Katie stumbled back a step. “You killed them?”
“Sure.” Lance exhaled. “I couldn’t have you with another man.”
She shook her head. “What about Mitch? He didn’t turn into a werewolf?”
“No.” Lance snorted. “I just said that so I could go hunt him down. He died well, if that helps.”
Nausea rippled through her stomach. “You killed them because of me?”
“Yes. So we could be together.We need to be together. To live and get away from this war. I can’t let them kill you. I thought we’d mate. Though, now, well ... you fucked that up.”
She’d mated Jordan. “Right. So ... there’s no chance for us.” The guy was crazy. She eyed the nearest gun.
Lance growled. “You move, and I’ll shoot the baby. Jordan’s baby.” Lance’s voice promised he’d do exactly that. “I want you to like me, and I know if I take out the baby, you probably won’t. So I’ll let you have him, but that’s all you’re getting from me.”
“We can’t mate, Lance.” She spoke slowly, rationally. Where the hell was her friend? How had she read him so wrong?
He shook her. “I know. But we can still be together. And you’re gonna watch me kill Jordan after he turns into a werewolf. Well, if his brain doesn’t explode first.” Anticipation had Lance licking his lips.
She shook her head. Denial wasn’t going to get her out of this. Betrayal ate away the haziness. “Did you take the pictures? I mean, the ones from stalking me?”
“Yeah.” Arrogance lifted his chin. “You never noticed, not once. But”—he frowned—“I thought the photographs were for David. I had no clue he was working with Brent the werewolf, had no clue they were related. I figured David would challenge Jordan if somehow Jordan survived the moon.”
She tried to clear her mind. “That makes no sense. Why would you take pictures and give them to David?”
Lance sighed. “I’m starting to doubt your intelligence.”

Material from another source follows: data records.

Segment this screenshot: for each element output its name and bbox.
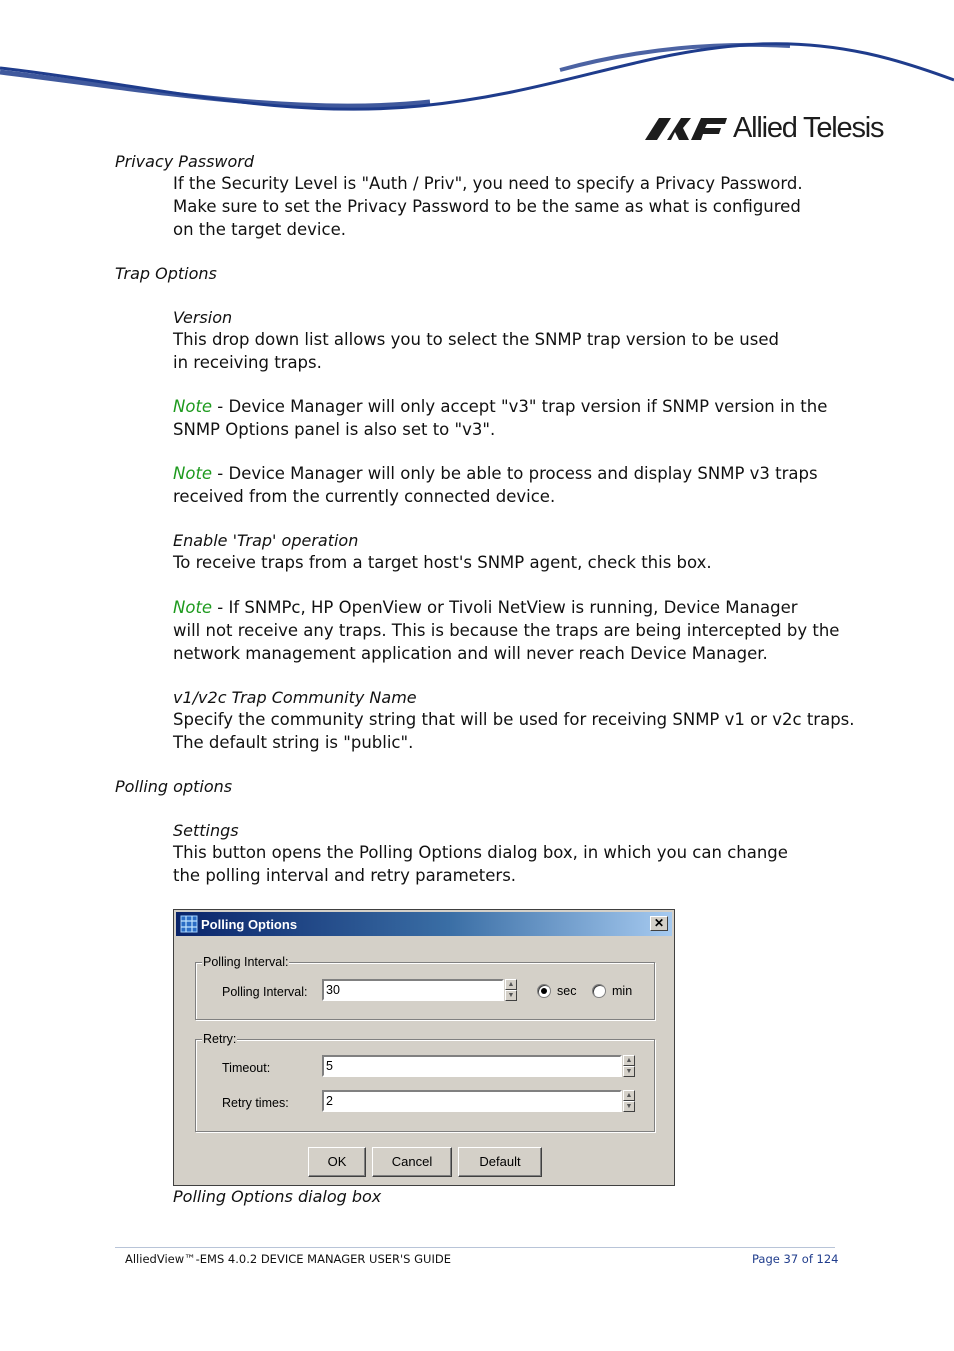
- footer-divider: [115, 1247, 835, 1248]
- settings-body: This button opens the Polling Options dialog box, in which you can change the polling interval and retry parameters.: [173, 843, 788, 885]
- unit-sec-radio[interactable]: [537, 984, 576, 998]
- allied-telesis-logo-mark-icon: [645, 114, 729, 142]
- default-button[interactable]: Default: [458, 1147, 542, 1177]
- version-body: This drop down list allows you to select the SNMP trap version to be used in receiving traps.: [173, 330, 779, 372]
- spin-up-icon[interactable]: ▲: [505, 979, 517, 990]
- enable-trap-heading: Enable 'Trap' operation: [173, 531, 359, 550]
- note-label: Note: [173, 464, 213, 483]
- ok-button[interactable]: OK: [308, 1147, 366, 1177]
- cancel-button[interactable]: Cancel: [372, 1147, 452, 1177]
- trap-options-heading: Trap Options: [115, 264, 217, 283]
- logo-text: Allied Telesis: [733, 111, 884, 144]
- dialog-title: Polling Options: [201, 916, 298, 932]
- close-icon: ✕: [653, 916, 665, 930]
- allied-telesis-logo: [645, 108, 883, 148]
- privacy-password-heading: Privacy Password: [115, 152, 255, 171]
- footer-page-number: Page 37 of 124: [752, 1252, 839, 1266]
- note-text: - Device Manager will only accept "v3" trap version if SNMP version in the SNMP Options panel is also set to "v3".: [173, 397, 828, 439]
- polling-options-heading: Polling options: [115, 777, 233, 796]
- unit-min-radio[interactable]: [592, 984, 632, 998]
- spin-up-icon[interactable]: ▲: [623, 1090, 635, 1101]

“I’m right there with you,” she snapped back. How stupid was she to have missed this?
“Okay.” He exhaled, irritation curling his lip. “David paid me money, a lot of it, to get those pictures of you. I thought he had a hard-on for you ... and figured I’d take the money and deal with him later. One time he let loose he was going to challenge Jordan. So I figured I’d let them fight, then take out whoever survived. Simple plan.”